A revisão incluiu três estudos envolvendo um total de 188 participantes na revisão. Havia um número igual de homens e mulheres. A maioria dos participantes eram adultos, embora um pequeno estudo tenha sido realizado em um hospital infantil e tenha recrutado crianças com idade superior a 10 anos. Todos os três estudos paralelos compararam a administração de oxigênio nítrico inalado (80 partes por milhão (ppm)) com placebo (gás nitrogênio misturado com oxigênio ou ar ambiente) durante quatro horas; um dos estudos continuou a administração de óxido nítrico (40 ppm) por mais quatro horas. Este estudo prolongado apresentou um baixo risco de viés; no entanto, tivemos preocupações com o risco de viés nos outros dois estudos restantes devido ao pequeno tamanho da amostra e, um alto risco de viés devido a conflitos de interesse financeiros em um dos estudos menores. Só conseguimos analisar alguns dados limitados do estudo de oito horas, relatando os resultados restantes de forma narrativa.
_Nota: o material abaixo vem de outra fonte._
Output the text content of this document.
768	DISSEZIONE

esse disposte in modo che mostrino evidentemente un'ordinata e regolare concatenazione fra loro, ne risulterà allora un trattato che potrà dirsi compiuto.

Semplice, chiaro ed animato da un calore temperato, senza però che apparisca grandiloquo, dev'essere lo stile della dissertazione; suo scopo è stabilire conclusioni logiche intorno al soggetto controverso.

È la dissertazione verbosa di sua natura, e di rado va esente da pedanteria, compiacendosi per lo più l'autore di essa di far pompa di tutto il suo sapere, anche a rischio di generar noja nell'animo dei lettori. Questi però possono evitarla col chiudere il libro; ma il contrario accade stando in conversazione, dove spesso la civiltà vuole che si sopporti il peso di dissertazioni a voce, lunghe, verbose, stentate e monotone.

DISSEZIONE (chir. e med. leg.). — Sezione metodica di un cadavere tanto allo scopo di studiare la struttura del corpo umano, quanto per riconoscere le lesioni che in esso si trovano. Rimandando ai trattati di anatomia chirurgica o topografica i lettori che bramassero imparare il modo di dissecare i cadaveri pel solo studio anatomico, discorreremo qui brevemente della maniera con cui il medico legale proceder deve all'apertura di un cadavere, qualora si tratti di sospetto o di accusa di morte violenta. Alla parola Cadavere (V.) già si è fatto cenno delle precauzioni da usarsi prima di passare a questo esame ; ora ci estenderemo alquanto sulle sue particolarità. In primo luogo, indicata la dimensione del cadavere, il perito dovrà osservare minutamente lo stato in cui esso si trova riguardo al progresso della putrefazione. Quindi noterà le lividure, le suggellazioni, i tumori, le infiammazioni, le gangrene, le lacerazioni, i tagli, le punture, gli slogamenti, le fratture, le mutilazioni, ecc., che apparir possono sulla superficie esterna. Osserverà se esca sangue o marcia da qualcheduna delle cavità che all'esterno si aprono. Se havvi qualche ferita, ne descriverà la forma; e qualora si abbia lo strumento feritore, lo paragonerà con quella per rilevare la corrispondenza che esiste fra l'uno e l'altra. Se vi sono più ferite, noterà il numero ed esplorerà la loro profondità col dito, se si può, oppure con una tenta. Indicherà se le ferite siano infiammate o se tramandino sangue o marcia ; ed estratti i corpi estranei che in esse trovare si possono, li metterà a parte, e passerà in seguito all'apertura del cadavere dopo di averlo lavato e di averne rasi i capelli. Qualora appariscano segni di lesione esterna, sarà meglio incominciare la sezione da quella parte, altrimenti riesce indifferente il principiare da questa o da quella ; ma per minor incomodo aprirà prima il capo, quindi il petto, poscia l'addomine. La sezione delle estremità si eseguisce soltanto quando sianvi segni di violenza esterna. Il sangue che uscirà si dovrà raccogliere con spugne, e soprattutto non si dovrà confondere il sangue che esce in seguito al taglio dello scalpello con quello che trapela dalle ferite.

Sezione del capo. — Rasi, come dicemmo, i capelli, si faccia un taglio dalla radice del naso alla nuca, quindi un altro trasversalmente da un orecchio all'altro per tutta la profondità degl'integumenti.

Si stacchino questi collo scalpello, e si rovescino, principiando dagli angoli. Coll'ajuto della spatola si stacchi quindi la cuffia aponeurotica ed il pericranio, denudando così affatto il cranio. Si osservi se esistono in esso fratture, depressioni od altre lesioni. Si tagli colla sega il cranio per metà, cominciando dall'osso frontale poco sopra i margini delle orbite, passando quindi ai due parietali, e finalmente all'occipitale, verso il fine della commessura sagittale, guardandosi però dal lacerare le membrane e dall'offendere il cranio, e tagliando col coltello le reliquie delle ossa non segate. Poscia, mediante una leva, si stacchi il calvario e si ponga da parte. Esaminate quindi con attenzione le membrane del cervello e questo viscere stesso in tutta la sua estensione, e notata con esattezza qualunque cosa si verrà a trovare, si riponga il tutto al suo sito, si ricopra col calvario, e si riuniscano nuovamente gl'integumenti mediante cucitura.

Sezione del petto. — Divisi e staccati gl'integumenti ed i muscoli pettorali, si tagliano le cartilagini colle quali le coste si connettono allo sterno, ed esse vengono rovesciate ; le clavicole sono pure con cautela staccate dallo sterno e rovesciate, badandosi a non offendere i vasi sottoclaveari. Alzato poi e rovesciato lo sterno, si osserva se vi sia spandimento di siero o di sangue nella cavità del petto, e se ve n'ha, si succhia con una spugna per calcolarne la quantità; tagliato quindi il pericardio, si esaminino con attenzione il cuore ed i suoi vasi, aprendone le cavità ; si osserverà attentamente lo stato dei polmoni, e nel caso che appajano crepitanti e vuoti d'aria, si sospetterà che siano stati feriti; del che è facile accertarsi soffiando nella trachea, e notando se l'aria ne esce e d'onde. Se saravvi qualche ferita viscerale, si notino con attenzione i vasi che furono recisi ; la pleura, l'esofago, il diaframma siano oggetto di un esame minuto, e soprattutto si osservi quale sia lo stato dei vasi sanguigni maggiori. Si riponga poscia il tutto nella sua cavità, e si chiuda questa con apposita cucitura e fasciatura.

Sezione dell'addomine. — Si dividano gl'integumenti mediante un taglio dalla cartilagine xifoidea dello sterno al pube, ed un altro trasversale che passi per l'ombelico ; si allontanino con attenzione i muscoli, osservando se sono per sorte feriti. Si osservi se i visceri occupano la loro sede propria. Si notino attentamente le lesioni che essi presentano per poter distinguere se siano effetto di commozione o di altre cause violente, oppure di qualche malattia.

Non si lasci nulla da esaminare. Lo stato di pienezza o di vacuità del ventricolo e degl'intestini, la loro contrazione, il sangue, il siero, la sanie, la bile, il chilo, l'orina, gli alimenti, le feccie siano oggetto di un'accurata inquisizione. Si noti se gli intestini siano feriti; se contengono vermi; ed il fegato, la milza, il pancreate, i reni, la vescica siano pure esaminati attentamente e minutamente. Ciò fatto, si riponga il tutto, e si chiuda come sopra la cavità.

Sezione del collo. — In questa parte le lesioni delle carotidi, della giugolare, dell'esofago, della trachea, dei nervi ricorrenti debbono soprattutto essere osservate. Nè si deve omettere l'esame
Evidências de um estudo com 150 participantes sugerem que o óxido nítrico inalado pode não reduzir o tempo até a resolução da dor: a mediana com óxido nítrico inalado foi de 73,0 horas (intervalo de confiança (IC) de 95% 46,0 a 91,0) e com placebo foi de 65,5 horas (IC 95% de 48,1 a 84,0) (baixa certeza da evidência). Nenhum estudo relatou a duração da crise de dor inicial. Apenas um grande estudo relatou a frequência de crises de dor no período de acompanhamento e descobriu que pode haver pouca ou nenhuma diferença entre os grupos de óxido nítrico inalado e placebo em termos de retorno ao departamento de emergência (Risco relativo (RR) 0,73, IC 95% 0,31 a 1,71) e reinternação hospitalar (RR 0,53, IC 95% 0,25 a 1,11) (150 participantes; baixa certeza da evidência).

Pode haver pouca ou nenhuma diferença entre o tratamento e o placebo em termos de redução na pontuação da dor em qualquer momento até oito horas (150 participantes). Os dois estudos menores relataram um efeito benéfico do óxido nítrico inalado na redução da pontuação de dor na escala visual analógica após quatro horas de intervenção.

Foi relatado que o uso de analgésicos não diferiu muito entre o grupo de óxido nítrico inalado e o grupo placebo nos três estudos, mas nenhum dado analisável foi fornecido. Dois estudos relataram a duração mediana da internação hospitalar: no estudo maior, o grupo placebo teve uma duração menor de internação, enquanto no segundo estudo, menor e focado em pediatria, a internação foi mais curta no grupo de tratamento.

Apenas o maior estudo, com 150 participantes, relatou eventos adversos graves, sem aumento no grupo de tratamento com óxido nítrico inalado durante ou após a intervenção em comparação ao grupo controle (síndrome torácica aguda ocorreu em 5 de 75 participantes de cada grupo, febre em 1 de 75 de cada grupo, e disfagia e queda de hemoglobina foram relatadas em 1 de 75 participantes no grupo do óxido nítrico inalado) (baixa certeza da evidência).